Dementsprechend katastrophal war die Einführung des Tiermedikaments Diclofenac, das 1994 auf dem indischen Markt eingeführt wurde. Kadaver der mit dem Schmerzmittel behandelten Weidetiere entwickelten sich zur tödlichen Falle für die Indiengeier, die das Medikament nicht vertragen. Die Population sank innerhalb weniger Jahre von rund 50 Millionen auf nur noch einige Tausende Exemplare ab. Eine Katastrophe für das Ökosystem.

Ohne die Geier führte das verrottende Fleisch zu einer Verbreitung von Krankheiten, die wahrscheinlich Hunderttausende Menschen das Leben kostete. Das Forschungsteam von der Universität Chicago berechnete in der Studie anhand von Sterbe- und Viehstatistiken den genauen Verlust menschlichen Lebens.

Geier-Sterben: Hunderttausende Toten und Hunderte Milliarden Euro Schaden

So konnten die Wissenschaftler in den betroffenen Gebieten für die Jahre 2000 bis 2005 einen Anstieg der menschlichen Sterblichkeitsrate von durchschnittlich 4,7 Prozent feststellen.
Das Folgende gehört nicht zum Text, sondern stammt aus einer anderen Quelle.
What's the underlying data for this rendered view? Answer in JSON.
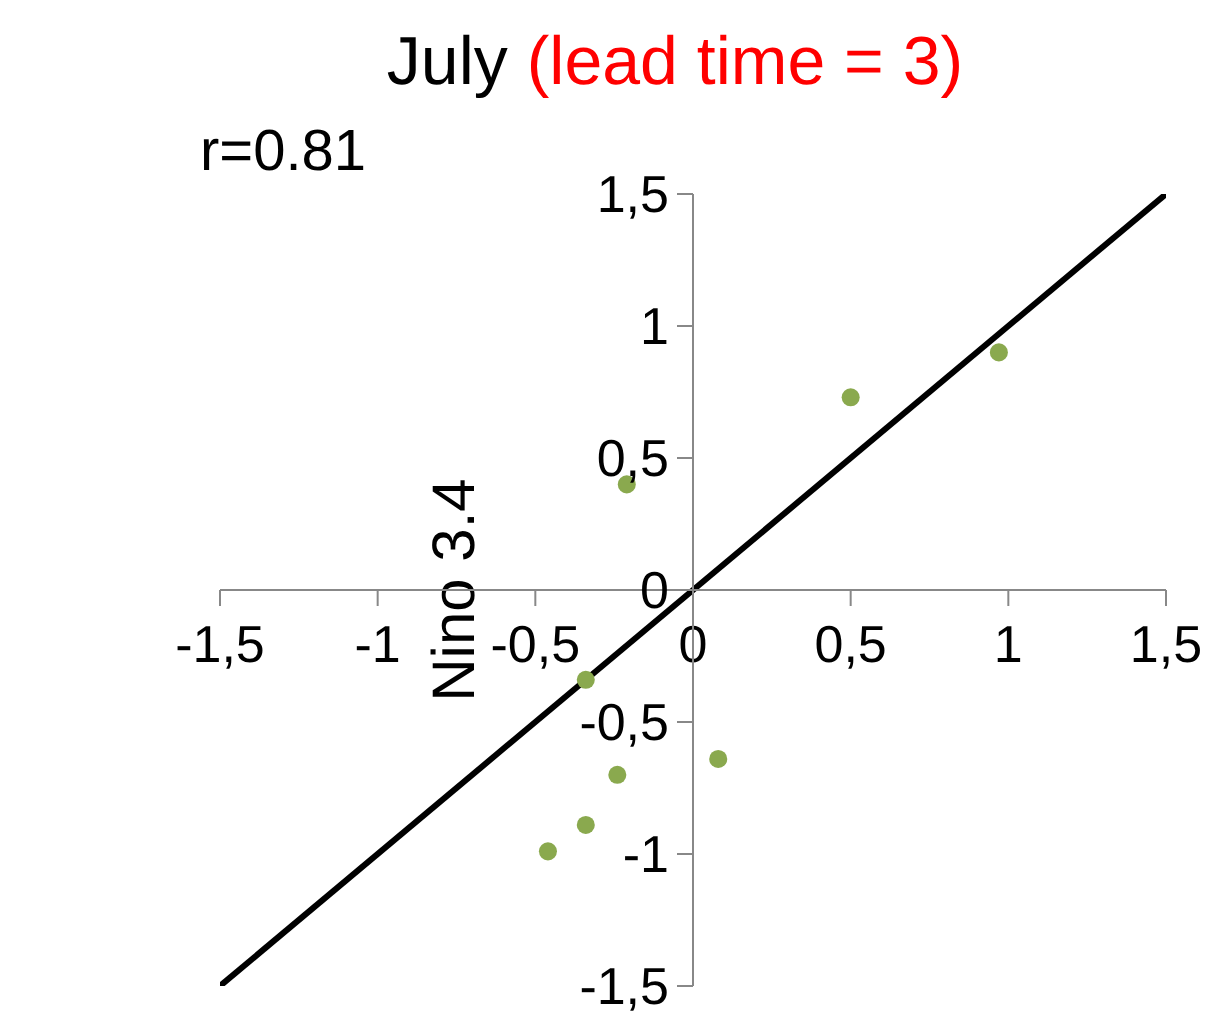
{
  "chart_data": {
    "type": "scatter",
    "title": "July",
    "subtitle": "(lead time = 3)",
    "ylabel": "Nino 3.4",
    "annotations": [
      "r=0.81"
    ],
    "marker": "circle",
    "legend": false,
    "grid": false,
    "x": [
      -0.21,
      0.5,
      0.97,
      0.08,
      -0.34,
      -0.24,
      -0.34,
      -0.46
    ],
    "series": [
      {
        "color": "#8aa94e",
        "values": [
          0.4,
          0.73,
          0.9,
          -0.64,
          -0.34,
          -0.7,
          -0.89,
          -0.99
        ]
      },
      {
        "type": "line",
        "marker": "none",
        "color": "#000000",
        "x": [
          -1.5,
          1.5
        ],
        "values": [
          -1.5,
          1.5
        ]
      }
    ],
    "xlim": [
      -1.5,
      1.5
    ],
    "ylim": [
      -1.5,
      1.5
    ],
    "xticks": [
      {
        "value": -1.5,
        "label": "-1,5"
      },
      -1,
      {
        "value": -0.5,
        "label": "-0,5"
      },
      0,
      {
        "value": 0.5,
        "label": "0,5"
      },
      1,
      {
        "value": 1.5,
        "label": "1,5"
      }
    ],
    "yticks": [
      {
        "value": -1.5,
        "label": "-1,5"
      },
      -1,
      {
        "value": -0.5,
        "label": "-0,5"
      },
      0,
      {
        "value": 0.5,
        "label": "0,5"
      },
      1,
      {
        "value": 1.5,
        "label": "1,5"
      }
    ]
  }
}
Das entspricht etwa 100.000 Tote pro Jahr. Dadurch sei ein ökonomischer Schaden von rund 64 Milliarden Euro entstanden – für jedes der fünf untersuchten Jahre.

Obwohl Geier nicht die beliebtesten Tiere seien, verrichten sie doch einen wichtigen Beitrag zur menschlichen Gesundheit, schreiben die Forscher in einem Statement. Noch immer haben sich die Bestände der Indiengeier nicht erholt. Sie drängen deshalb auf Maßnahmen, die wieder zu einem deutlichen Anstieg der Aasfresser führen sollen.

Die bereits geprüfte Studie wird voraussichtlich in einer Ausgabe des Fachjournals „American Economic Review“ erscheinen.